Saat keadilan sudah tumpul, saat hukum tak lagi mampu bekerja, maka dia akan menciptakan keadilannya sendiri.
Dikhianati, diusir dari rumah sendiri, hidupnya yang berat bertambah berat ketika ujian menimpa anak semata wayangnya.
Viona mencari keadilan, tapi hukum tak mampu berbicara. Ia diam seribu bahasa, menutup mata dan telinga rapat-rapat.
Viona tak memerlukan mereka untuk menghukum orang-orang jahat. Dia menghukum dengan caranya sendiri.
Bagaimana kisah balas dendam Viona, seorang ibu tunggal yang memiliki identitas tersembunyi itu?
Yuk, ikuti kisahnya!
Karya ini diterbitkan atas izin NovelToon aisy hilyah, isi konten hanyalah pandangan pribadi pembuatnya, tidak mewakili NovelToon sendiri
Episode 19
"Hmmm ... mungkin tidak hari ini, tapi akan ada hari esok atau lusa atau hari-hari berikutnya." Viona bergumam kecewa setelah kepala sekolah membatalkan rencana doa bersama untuk mendiang Desy.
Ia harus kembali masuk ke dalam aula untuk mengambil barang itu. Beruntung pintu aula belum dikunci. Setelahnya, Viona memilih atap kantor untuk duduk bersantai di bawah sinar mentari pagi yang masih terasa hangat.
Viona membuka laman pencarian mencari informasi tentang Aditya. Dewi Fortuna memihak padanya. Ia tersenyum sinis saat menemukannya. Aditya akan melakukan pemotretan untuk sebuah iklan dewasa dan belum menemukan pasangan perempuannya.
"Mungkin mereka tertarik kepadaku," gumamnya seraya mengajukan diri secara online, mengisi biodata. Tentu saja semua itu palsu, ia menggunakan nama Merlia.

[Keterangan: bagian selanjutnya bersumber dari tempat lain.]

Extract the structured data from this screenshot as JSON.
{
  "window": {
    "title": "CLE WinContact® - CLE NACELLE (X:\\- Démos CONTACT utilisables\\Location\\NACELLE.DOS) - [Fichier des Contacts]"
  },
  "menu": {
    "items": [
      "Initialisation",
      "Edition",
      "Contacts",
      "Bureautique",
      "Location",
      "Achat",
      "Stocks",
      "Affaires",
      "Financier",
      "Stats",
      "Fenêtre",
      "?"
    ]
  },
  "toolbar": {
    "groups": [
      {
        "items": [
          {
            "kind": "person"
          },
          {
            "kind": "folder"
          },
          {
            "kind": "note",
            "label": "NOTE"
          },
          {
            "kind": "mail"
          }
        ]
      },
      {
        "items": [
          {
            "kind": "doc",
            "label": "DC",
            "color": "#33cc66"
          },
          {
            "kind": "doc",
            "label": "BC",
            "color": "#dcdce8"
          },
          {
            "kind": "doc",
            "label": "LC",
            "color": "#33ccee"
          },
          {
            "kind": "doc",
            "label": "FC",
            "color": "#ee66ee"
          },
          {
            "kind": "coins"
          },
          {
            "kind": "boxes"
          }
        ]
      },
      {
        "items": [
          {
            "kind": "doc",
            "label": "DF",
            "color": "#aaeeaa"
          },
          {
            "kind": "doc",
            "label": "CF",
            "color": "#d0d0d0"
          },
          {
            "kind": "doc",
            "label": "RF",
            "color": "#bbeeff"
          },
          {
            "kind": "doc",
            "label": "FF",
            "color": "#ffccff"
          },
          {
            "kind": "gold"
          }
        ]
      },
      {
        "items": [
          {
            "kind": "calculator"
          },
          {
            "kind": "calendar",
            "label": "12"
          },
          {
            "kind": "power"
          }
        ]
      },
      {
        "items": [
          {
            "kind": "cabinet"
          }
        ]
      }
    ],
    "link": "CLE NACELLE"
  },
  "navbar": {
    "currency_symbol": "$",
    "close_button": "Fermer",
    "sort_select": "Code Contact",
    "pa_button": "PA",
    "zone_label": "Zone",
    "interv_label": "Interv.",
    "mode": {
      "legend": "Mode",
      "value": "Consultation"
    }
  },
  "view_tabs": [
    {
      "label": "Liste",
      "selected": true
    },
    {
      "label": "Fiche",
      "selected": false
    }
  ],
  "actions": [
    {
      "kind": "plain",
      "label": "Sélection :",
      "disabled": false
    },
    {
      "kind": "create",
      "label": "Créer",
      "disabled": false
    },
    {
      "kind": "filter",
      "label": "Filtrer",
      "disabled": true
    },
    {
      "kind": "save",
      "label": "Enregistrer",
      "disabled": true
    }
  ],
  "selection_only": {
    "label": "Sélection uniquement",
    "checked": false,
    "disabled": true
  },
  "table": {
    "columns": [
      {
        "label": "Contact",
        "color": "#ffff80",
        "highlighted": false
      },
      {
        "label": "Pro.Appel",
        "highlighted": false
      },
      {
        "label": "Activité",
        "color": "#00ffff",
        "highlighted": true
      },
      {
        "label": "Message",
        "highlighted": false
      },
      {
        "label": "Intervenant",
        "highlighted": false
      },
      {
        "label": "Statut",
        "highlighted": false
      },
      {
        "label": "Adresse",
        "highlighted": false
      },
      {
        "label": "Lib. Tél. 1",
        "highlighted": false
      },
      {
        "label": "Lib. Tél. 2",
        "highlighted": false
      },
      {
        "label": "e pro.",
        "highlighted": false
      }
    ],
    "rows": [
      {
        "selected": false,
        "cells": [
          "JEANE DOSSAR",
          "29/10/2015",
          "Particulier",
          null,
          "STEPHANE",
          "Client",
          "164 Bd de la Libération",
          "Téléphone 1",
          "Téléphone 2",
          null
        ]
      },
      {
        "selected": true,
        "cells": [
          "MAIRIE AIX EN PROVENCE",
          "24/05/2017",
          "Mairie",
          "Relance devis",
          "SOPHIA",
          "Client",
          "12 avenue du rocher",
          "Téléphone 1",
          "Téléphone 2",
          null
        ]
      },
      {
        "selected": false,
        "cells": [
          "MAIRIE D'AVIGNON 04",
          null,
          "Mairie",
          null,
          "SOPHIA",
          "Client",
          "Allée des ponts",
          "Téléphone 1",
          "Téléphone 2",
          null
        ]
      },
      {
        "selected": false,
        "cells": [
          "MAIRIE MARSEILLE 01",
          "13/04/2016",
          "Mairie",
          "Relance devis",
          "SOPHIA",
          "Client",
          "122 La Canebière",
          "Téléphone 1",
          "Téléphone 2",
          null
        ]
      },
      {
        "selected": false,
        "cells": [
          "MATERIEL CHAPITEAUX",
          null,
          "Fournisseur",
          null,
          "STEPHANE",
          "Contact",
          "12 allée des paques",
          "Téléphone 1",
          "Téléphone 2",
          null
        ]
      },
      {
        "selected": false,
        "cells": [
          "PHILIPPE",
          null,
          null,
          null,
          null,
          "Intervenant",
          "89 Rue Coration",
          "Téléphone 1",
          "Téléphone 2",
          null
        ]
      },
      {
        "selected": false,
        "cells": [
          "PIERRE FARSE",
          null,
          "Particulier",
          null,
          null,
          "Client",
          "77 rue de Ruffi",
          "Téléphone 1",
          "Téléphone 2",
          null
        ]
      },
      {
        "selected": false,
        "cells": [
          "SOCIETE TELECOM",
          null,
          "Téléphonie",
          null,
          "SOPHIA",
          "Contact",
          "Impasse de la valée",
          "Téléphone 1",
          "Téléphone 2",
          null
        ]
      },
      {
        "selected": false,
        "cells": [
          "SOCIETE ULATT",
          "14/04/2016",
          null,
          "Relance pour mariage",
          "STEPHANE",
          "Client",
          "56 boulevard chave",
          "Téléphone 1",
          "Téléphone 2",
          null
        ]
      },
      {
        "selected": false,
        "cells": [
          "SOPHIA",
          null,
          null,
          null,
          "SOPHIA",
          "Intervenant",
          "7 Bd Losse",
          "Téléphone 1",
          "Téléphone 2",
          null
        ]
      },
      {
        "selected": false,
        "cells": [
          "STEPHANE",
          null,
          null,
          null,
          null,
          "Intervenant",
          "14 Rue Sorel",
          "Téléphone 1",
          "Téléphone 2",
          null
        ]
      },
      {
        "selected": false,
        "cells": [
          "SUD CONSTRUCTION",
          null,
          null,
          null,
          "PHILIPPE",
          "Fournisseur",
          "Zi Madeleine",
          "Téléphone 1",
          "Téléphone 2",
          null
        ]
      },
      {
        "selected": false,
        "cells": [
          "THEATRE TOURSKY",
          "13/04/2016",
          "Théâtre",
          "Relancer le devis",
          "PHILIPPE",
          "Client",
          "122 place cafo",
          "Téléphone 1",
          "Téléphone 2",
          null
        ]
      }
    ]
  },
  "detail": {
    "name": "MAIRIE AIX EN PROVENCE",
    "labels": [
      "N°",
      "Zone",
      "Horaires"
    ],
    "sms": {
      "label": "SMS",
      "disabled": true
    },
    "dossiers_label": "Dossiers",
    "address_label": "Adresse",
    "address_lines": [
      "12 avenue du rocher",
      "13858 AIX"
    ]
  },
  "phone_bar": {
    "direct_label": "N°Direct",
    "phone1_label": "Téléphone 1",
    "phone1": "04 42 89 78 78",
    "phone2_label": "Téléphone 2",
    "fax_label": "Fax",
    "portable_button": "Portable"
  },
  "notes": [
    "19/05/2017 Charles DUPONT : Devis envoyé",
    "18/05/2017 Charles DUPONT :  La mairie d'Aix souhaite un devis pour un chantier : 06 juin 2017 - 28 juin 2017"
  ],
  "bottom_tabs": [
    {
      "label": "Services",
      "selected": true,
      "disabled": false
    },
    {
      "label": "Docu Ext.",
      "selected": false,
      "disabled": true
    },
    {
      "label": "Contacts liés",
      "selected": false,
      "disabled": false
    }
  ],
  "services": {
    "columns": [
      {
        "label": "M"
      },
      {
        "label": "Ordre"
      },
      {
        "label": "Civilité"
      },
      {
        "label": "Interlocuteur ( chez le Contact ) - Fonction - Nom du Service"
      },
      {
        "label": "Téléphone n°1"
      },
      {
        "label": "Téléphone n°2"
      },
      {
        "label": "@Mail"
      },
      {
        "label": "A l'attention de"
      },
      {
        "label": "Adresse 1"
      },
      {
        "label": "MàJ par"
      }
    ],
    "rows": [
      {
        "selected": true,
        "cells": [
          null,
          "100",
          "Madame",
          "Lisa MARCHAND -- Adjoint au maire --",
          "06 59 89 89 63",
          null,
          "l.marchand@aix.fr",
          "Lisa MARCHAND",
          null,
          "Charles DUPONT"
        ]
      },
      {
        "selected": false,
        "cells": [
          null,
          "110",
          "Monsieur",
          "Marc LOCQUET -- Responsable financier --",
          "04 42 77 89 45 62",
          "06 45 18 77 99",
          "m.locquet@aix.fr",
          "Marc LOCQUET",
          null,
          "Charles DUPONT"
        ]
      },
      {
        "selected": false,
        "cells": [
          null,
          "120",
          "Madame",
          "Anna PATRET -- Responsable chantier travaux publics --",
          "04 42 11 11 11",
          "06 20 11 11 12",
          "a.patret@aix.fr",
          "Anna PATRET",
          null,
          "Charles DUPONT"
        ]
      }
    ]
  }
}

Viona tersenyum, membayangkan reaksi Aditya saat mendengar nama Merlia disebut sebagai model perempuan yang akan mendampinginya.
"Kau target selanjutnya!" katanya mengakhiri pencarian dan menatap ke bawah, di mana siswa dan siswi berlalu-lalang kian kemari.
Dahi Viona mengernyit saat melihat seorang siswa yang tampak gelisah. Dia terlihat panik, berjalan terburu-buru ke dalam kamar mandi. Mencurigakan, Viona melompat turun dan berlari ke bagian toilet laki-laki tersebut. Dengan berpura-pura hendak membersihkan supaya tak ada yang curiga.
"Tidak! Kenapa semuanya jadi seperti ini? Desy, Feny ... sebenarnya apa yang terjadi?" racau siswa tersebut dengan suara lirih dan bergetar.
Viona yakin dia sedang menangis meski tidak terisak. Suaranya terdengar gelisah bercampur rasa takut yang amat kentara.
"Aku tidak melakukannya. Sungguh, aku tidak melakukan itu pada Merlia. Mereka yang melakukannya, bukan aku!" Dia kembali meracau, mengernyit dahi Viona mendengar itu.
Ah, mungkinkah dia orang terakhir itu? Siswa yang merekam adegan demi adegan kejahatan yang dilakukan teman-temannya.
Viona berdiri di depan pintu kamar mandi itu. Memandang penuh dendam padanya yang terhalang pintu. Ia menekan tenggorokan, menyamarkan suaranya menjadi suara Merlia.
"Kenapa kau melakukan itu? Kenapa kau diam saja? Bukankah kau bisa menolong ku waktu itu? Tapi kau hanya diam dan terus merekam mereka. Meski aku memohon, mengiba kepadamu, kau tetap tak melakukan apapun. Kau sama saja seperti mereka. Karma mu akan datang cepat atau lambat!" ucap Viona menggunakan suara Merlia yang ditiru nya.
Ia hampir menangis saat mengatakan itu, matanya berkaca-kaca, sekuat mungkin ia tahan agar tidak jatuh. Namun, percuma, genangan air tetap mencair dan berlinang di pipinya.
"Me-merlia?" panggil siswa tersebut dengan suara yang semakin bergetar.
"Tidak, Merlia. Maafkan aku, maafkan aku, maafkan aku!" ucapnya meracau seorang diri.
Viona pergi melenggang sembari mengusap air matanya. Dia memang tidak melakukan itu terhadap Merlia, tapi turut andil dalam kejahatannya. Bagi Viona sama-sama harus mendapat hukuman setimpal.
"Tidak! Ampuni aku!"
Teriakan siswa itu terdengar hingga keluar toilet, mengundang banyak siswa untuk datang dan memastikan. Viona tetap berjalan, menuju tempat yang dia sukai. Atap bangunan.
Sementara di dalam kantor, kepala sekolah dan guru mencemaskan kejadian pagi tadi yang menimpa Feny.
"Bagaimana ini, Pak? Apakah seluruh murid harus kita pulangkan?" tanya guru tersebut kepada kepala sekolah.
"Ya, mau bagaimana lagi? Kita juga belum tahu siapa pelakunya? Mau menyalahkan siapa?" ujar kepala sekolah putus asa.
Seperti sebelum-sebelumnya, saat Feny mendapat masalah di sekolah. Ayahnya akan mengirim orang untuk memberi pelajaran kepada pihak sekolah dan itu selalu terjadi. Sasarannya adalah para pekerja di sekolah dan siswa, bahkan guru.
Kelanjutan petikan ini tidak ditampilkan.